Wegen des Konjunktureinbruchs im Euroraum raten die führenden Wirtschaftsforschungsinstitute der EZB zu einer Zinssenkung. Die wirtschaftliche und monetäre Analyse der Lage und der Aussichten für den Euroraum sprächen dafür, den Schlüsselzins von 1,5 auf 1,0 Prozent zu senken, hieß es in ihrem vorgelegten Herbstgutachten.

Die Europäische Zentralbank (EZB) hatte die Zinsen in diesem Jahr im Kampf gegen die anziehende Inflation zwei Mal erhöht.
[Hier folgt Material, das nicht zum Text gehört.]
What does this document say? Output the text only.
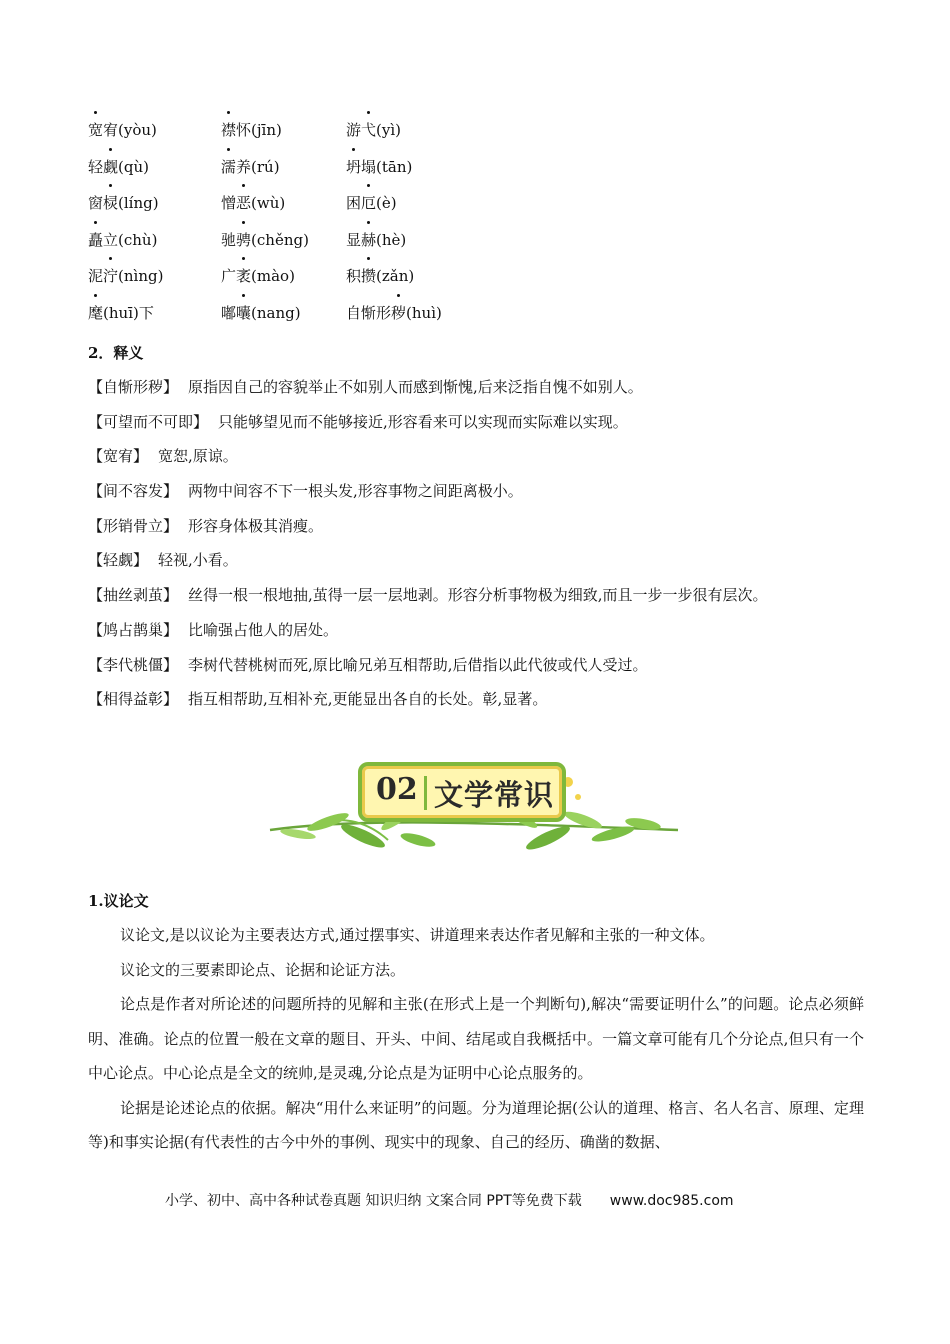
宽宥(yòu)	襟怀(jīn)	游弋(yì)
轻觑(qù)	濡养(rú)	坍塌(tān)
窗棂(líng)	憎恶(wù)	困厄(è)
矗立(chù)	驰骋(chěng) 显赫(hè)
泥泞(nìng)	广袤(mào)	积攒(zǎn)
麾(huī)下	嘟囔(nang)	自惭形秽(huì)
2．释义
【自惭形秽】 原指因自己的容貌举止不如别人而感到惭愧,后来泛指自愧不如别人。
【可望而不可即】 只能够望见而不能够接近,形容看来可以实现而实际难以实现。
【宽宥】 宽恕,原谅。
【间不容发】 两物中间容不下一根头发,形容事物之间距离极小。
【形销骨立】 形容身体极其消瘦。
【轻觑】 轻视,小看。
【抽丝剥茧】 丝得一根一根地抽,茧得一层一层地剥。形容分析事物极为细致,而且一步一步很有层次。
【鸠占鹊巢】 比喻强占他人的居处。
【李代桃僵】 李树代替桃树而死,原比喻兄弟互相帮助,后借指以此代彼或代人受过。
【相得益彰】 指互相帮助,互相补充,更能显出各自的长处。彰,显著。
02 文学常识
1.议论文

议论文,是以议论为主要表达方式,通过摆事实、讲道理来表达作者见解和主张的一种文体。

议论文的三要素即论点、论据和论证方法。

论点是作者对所论述的问题所持的见解和主张(在形式上是一个判断句),解决“需要证明什么”的问题。论点必须鲜明、准确。论点的位置一般在文章的题目、开头、中间、结尾或自我概括中。一篇文章可能有几个分论点,但只有一个中心论点。中心论点是全文的统帅,是灵魂,分论点是为证明中心论点服务的。

论据是论述论点的依据。解决“用什么来证明”的问题。分为道理论据(公认的道理、格言、名人名言、原理、定理等)和事实论据(有代表性的古今中外的事例、现实中的现象、自己的经历、确凿的数据、

小学、初中、高中各种试卷真题 知识归纳 文案合同 PPT等免费下载 www.doc985.com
Trotz der aufkommenden Rezessionssorgen hielt sie den Schlüsselzins Anfang des Monats konstant. Da aber nach Aussage des scheidenden EZB-Chefs Jean-Claude Trichet das Für und Wider einer Zinssenkung bereits eingehend besprochen wurde, schließen Experten eine geldpolitische Lockerung in den nächsten Monaten nicht aus.

Kritik wurde in dem Gutachten an der Praxis der EZB laut, Staatstitel von Schuldenländern aufzukaufen: "Die Mehrheit der Konsortien sieht in dem fortgesetzten Kauf von Staatsanleihen durch die EZB eine Überdehnung ihres Mandats."